MONDAY, March 17, 2003

3:00 PM

CAB 657

Dr. Eirikur Palsson

Department of Biological Sciences
Simon Fraser University

A 3-D model to study interplay of cell adhesion and chemotaxis in multicellular systems.


A biologically realistic three dimensional mathematical model that facilitates the simulation and visualization of cell movement in multicellular systems, has been developed. In this talk I will introduce the model, show examples of its applications, compare the results with experimental data and present results that highlight the interplay of chemotaxis and adhesion in cell sorting and movements. The building blocks of the model are individual deformable ellipsoidal cells; each cell having certain given properties, not neccesarily the same for all cells.

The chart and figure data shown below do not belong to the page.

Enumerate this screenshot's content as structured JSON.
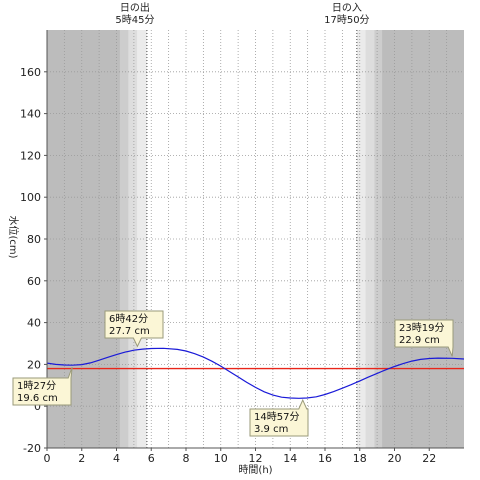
{
  "colors": {
    "night": "#bcbcbc",
    "twilight_1": "#cdcdcd",
    "twilight_2": "#dddddd",
    "twilight_3": "#ebebeb",
    "day": "#ffffff",
    "grid": "#9a9a9a",
    "sun_line": "#333333",
    "tide_line": "#1a1ad8",
    "reference_line": "#e8261a",
    "callout_fill": "#fbf6d6",
    "callout_stroke": "#9a9a7a"
  },
  "sun": {
    "sunrise_title": "日の出",
    "sunrise_time": "5時45分",
    "sunset_title": "日の入",
    "sunset_time": "17時50分"
  },
  "chart_data": {
    "type": "line",
    "xlabel": "時間(h)",
    "ylabel": "水位(cm)",
    "xlim": [
      0,
      24
    ],
    "ylim": [
      -20,
      180
    ],
    "x_ticks": [
      0,
      2,
      4,
      6,
      8,
      10,
      12,
      14,
      16,
      18,
      20,
      22
    ],
    "y_ticks": [
      -20,
      0,
      20,
      40,
      60,
      80,
      100,
      120,
      140,
      160
    ],
    "grid": true,
    "sunrise_hour": 5.75,
    "sunset_hour": 17.833,
    "reference_level": 18,
    "series": [
      {
        "x": [
          0,
          0.5,
          1,
          1.45,
          2,
          2.5,
          3,
          3.5,
          4,
          4.5,
          5,
          5.5,
          6,
          6.7,
          7.5,
          8,
          8.5,
          9,
          9.5,
          10,
          10.5,
          11,
          11.5,
          12,
          12.5,
          13,
          13.5,
          14,
          14.5,
          14.95,
          15.5,
          16,
          16.5,
          17,
          17.5,
          18,
          18.5,
          19,
          19.5,
          20,
          20.5,
          21,
          21.5,
          22,
          22.5,
          23.32,
          24
        ],
        "y": [
          20.6,
          20.0,
          19.7,
          19.6,
          19.9,
          20.7,
          22.0,
          23.4,
          24.7,
          25.9,
          26.8,
          27.3,
          27.6,
          27.7,
          27.2,
          26.4,
          25.1,
          23.5,
          21.5,
          19.2,
          16.6,
          14.0,
          11.4,
          9.0,
          6.9,
          5.3,
          4.3,
          3.9,
          3.8,
          3.9,
          4.5,
          5.6,
          7.0,
          8.6,
          10.3,
          12.1,
          13.9,
          15.7,
          17.4,
          19.0,
          20.4,
          21.6,
          22.4,
          22.8,
          23.0,
          22.9,
          22.6
        ]
      }
    ],
    "annotations": [
      {
        "time": "1時27分",
        "value": "19.6 cm",
        "x": 1.45,
        "y": 19.6
      },
      {
        "time": "6時42分",
        "value": "27.7 cm",
        "x": 6.7,
        "y": 27.7
      },
      {
        "time": "14時57分",
        "value": "3.9 cm",
        "x": 14.95,
        "y": 3.9
      },
      {
        "time": "23時19分",
        "value": "22.9 cm",
        "x": 23.32,
        "y": 22.9
      }
    ]
  }
}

Since the model is based on known processes, the parameters can be estimated or measured exprimentally. The organism that I focus on here is the cellular slime mold Dictyostelium discoideum; A videly used model system for studying a variety of basic processes in development, including cell-cell signaling, signal transduction, pattern formation and cell motility. Here I will show that this model can reproduce the observations of the chemotactic behavior of single cells, streaming during aggregation, and the collective motion of an aggregate of cells driven by a small group of pacemakers. The model predicts that the motion of two-dimensional slugs results from the same behavior that are exhibited by individual cells; it is not necessary to invoke different mechanisms or behaviors. I will also demonstrate how differences in adhesion between pre-stalk and pre-spore cells, affect the sorting and separation of those cell types, that occurs during the slug stage, and I will suggest and explain why chemotaxis alone might not be sufficient to achieve complete sorting.